# Notebook for testing Corpus 200 emails
*Scientific Software Center, University of Heidelberg, April 2025*

The dataset `Corpus 200 emails` contains 200 multilingual emails (Spanish, English, and Portuguese) formatted in accordance with the RFC2822 specification. Download the dataset [here](https://figshare.com/articles/dataset/Corpus_200_Emails/1326662?file=1936502)

This notebook is based on the `demo.ipynb` and `performance_deno.ipynb` notebooks.

In [None]:
import mailcom
import pandas as pd
from IPython.display import display, HTML

A function highlights all named entities found in the text (simple version).

In [None]:
# a dictionary matching colors to the different entity types
colors = {
    "LOC": "green",
    "ORG": "blue",
    "MISC": "yellow",
    "PER": "red"
}

# function for displaying the result using HTML
def highlight_ne(text, ne_list):
    if not ne_list:
        return text
    
    # create a list of all entities with their positions
    entities = []
    for ne in ne_list:
        # avoid substituting the same entity multiple times
        if ne["word"] not in entities and ne["entity_group"] in colors:
            entities.append((ne, colors.get(ne["entity_group"])))

    # replace entities with highlighted spans
    text_chunks = []
    last_idx = 0
    for entity, color in entities:
        ent_word = entity["word"]
        s_idx = entity["start"]
        e_idx = entity["end"]
        # add text before the entity
        text_chunks.append(text[last_idx:s_idx].replace("<", "&lt;").replace(">", "&gt;"))
        # add the entity with a span
        # assume that the entity does not have any HTML tags
        replacement = f"<span style=\"background-color:{color}\">{ent_word}</span>"
        text_chunks.append(replacement)
        last_idx = e_idx
    # add the remaining text
    text_chunks.append(text[last_idx:].replace("<", "&lt;").replace(">", "&gt;"))
    # join all text chunks
    result = "".join(text_chunks)
    
    return result

Load default workflow settings, but omit the default language to activate language detection feature. For simplicity, the updated settings will not be saved.

In [None]:
# activate language detection
new_settings = {"default_lang": ""}
workflow_settings = mailcom.get_workflow_settings(new_settings=new_settings, 
                                                  save_updated_settings=False)

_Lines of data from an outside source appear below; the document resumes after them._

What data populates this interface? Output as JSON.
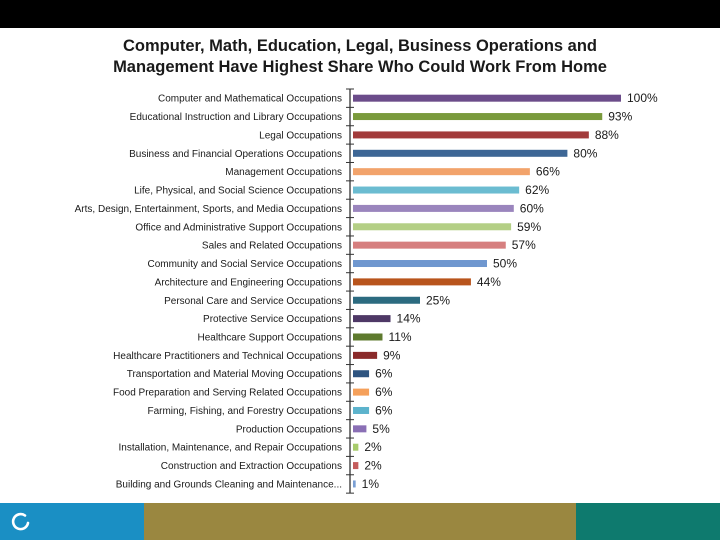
{
  "chart_data": {
    "type": "bar",
    "orientation": "horizontal",
    "title_line1": "Computer, Math, Education, Legal, Business Operations and",
    "title_line2": "Management Have Highest Share Who Could Work From Home",
    "categories": [
      "Computer and Mathematical Occupations",
      "Educational Instruction and Library Occupations",
      "Legal Occupations",
      "Business and Financial Operations Occupations",
      "Management Occupations",
      "Life, Physical, and Social Science Occupations",
      "Arts, Design, Entertainment, Sports, and Media Occupations",
      "Office and Administrative Support Occupations",
      "Sales and Related Occupations",
      "Community and Social Service Occupations",
      "Architecture and Engineering Occupations",
      "Personal Care and Service Occupations",
      "Protective Service Occupations",
      "Healthcare Support Occupations",
      "Healthcare Practitioners and Technical Occupations",
      "Transportation and Material Moving Occupations",
      "Food Preparation and Serving Related Occupations",
      "Farming, Fishing, and Forestry Occupations",
      "Production Occupations",
      "Installation, Maintenance, and Repair Occupations",
      "Construction and Extraction Occupations",
      "Building and Grounds Cleaning and Maintenance..."
    ],
    "values": [
      100,
      93,
      88,
      80,
      66,
      62,
      60,
      59,
      57,
      50,
      44,
      25,
      14,
      11,
      9,
      6,
      6,
      6,
      5,
      2,
      2,
      1
    ],
    "value_labels": [
      "100%",
      "93%",
      "88%",
      "80%",
      "66%",
      "62%",
      "60%",
      "59%",
      "57%",
      "50%",
      "44%",
      "25%",
      "14%",
      "11%",
      "9%",
      "6%",
      "6%",
      "6%",
      "5%",
      "2%",
      "2%",
      "1%"
    ],
    "colors": [
      "#6b4c8a",
      "#7a9a3c",
      "#a23b3b",
      "#3d6695",
      "#f2a36b",
      "#6bbcd1",
      "#9a85bd",
      "#b4cf85",
      "#d67f7f",
      "#6f97cf",
      "#b8541c",
      "#2c6b80",
      "#4e3866",
      "#5e7a2e",
      "#8a2a2a",
      "#2e5480",
      "#f5a05a",
      "#5cb3cc",
      "#8a6fb5",
      "#a8cc6c",
      "#c45c5c",
      "#7a9fd4"
    ],
    "xlim": [
      0,
      100
    ]
  }
}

Import eml files from the corpus to an input handler.

In [None]:
# import files from input_dir - change this to your own directory
input_dir = "../../../mailcom/test/data_extended/200_eml"
input_handler = mailcom.get_input_handler(in_path=input_dir, in_type="dir")

Process eml files. By default, all processing steps are enabled.

In [None]:
# process the input data
mailcom.process_data(input_handler.get_email_list(), workflow_settings)

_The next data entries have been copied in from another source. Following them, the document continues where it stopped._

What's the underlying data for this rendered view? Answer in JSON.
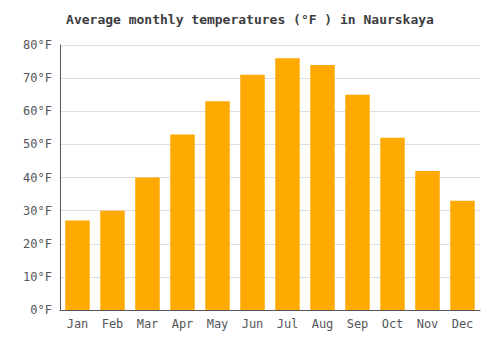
{
  "chart_data": {
    "type": "bar",
    "title": "Average monthly temperatures (°F ) in Naurskaya",
    "categories": [
      "Jan",
      "Feb",
      "Mar",
      "Apr",
      "May",
      "Jun",
      "Jul",
      "Aug",
      "Sep",
      "Oct",
      "Nov",
      "Dec"
    ],
    "values": [
      27,
      30,
      40,
      53,
      63,
      71,
      76,
      74,
      65,
      52,
      42,
      33
    ],
    "color": "#FFAA00",
    "ylim": [
      0,
      80
    ],
    "yticks": [
      {
        "value": 0,
        "label": "0°F"
      },
      {
        "value": 10,
        "label": "10°F"
      },
      {
        "value": 20,
        "label": "20°F"
      },
      {
        "value": 30,
        "label": "30°F"
      },
      {
        "value": 40,
        "label": "40°F"
      },
      {
        "value": 50,
        "label": "50°F"
      },
      {
        "value": 60,
        "label": "60°F"
      },
      {
        "value": 70,
        "label": "70°F"
      },
      {
        "value": 80,
        "label": "80°F"
      }
    ],
    "grid": true
  }
}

The input text is displayed and the found named entities are highlighted for demonstration.

Note that emails (all words containing '@') are filtered out seperately and thus not highlighted here.

In [None]:
# loop over mails and display the highlights
for email in input_handler.get_email_list():
    # get NE for each sentence in the email
    ne_sent_dict = {}
    for sent_idx, ne in zip(email["ne_sent"], email["ne_list"]):
        if str(sent_idx) not in ne_sent_dict:
            ne_sent_dict[str(sent_idx)] = []
        ne_sent_dict[str(sent_idx)].append(ne)

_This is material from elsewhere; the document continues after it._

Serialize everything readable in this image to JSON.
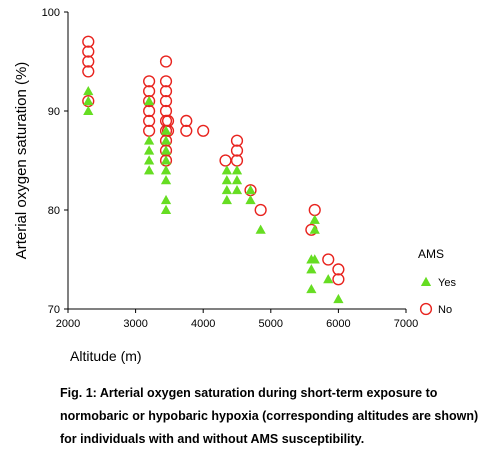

    # display original text and highlight found and replaced NEs
    html_content = []
    for sent_idx, sentence in enumerate(email["sentences"]):
        ne_list = ne_sent_dict.get(str(sent_idx), [])
        highlighted_html = highlight_ne(sentence, ne_list)
        html_content.append(highlighted_html)
    display(HTML(" ".join(html_content)))

Manually check important fields, including `lang`, `detected_datetime`, `pseudo_content`, and `ne_list`.

In [None]:
for email in input_handler.get_email_list():
    print("= Email language =======\n", email["lang"])
    print("= Detected dates =======\n", email["detected_datetime"])
    print("= Pseudo content =======\n", email["pseudo_content"])
    print("= NE list =======")
    for ne in email["ne_list"]:
        print("  -", ne["word"], " - ", ne["entity_group"], " - ", ne["start"], " - ", ne["end"])
    print("= Sentences =======\n")
    for idx, sent in enumerate(email["sentences"]):
        print(f"  {idx}- {sent}")
    print("\n")

Save the output in a `pandas` dataframe.

In [None]:
# write output to pandas df
df = pd.DataFrame(input_handler.get_email_list())

The output can be saved as a csv file as well.

In [None]:
# set overwrite to True to overwrite the existing file
mailcom.write_output_data(input_handler, "../../../data/out/200_eml.csv", overwrite=True)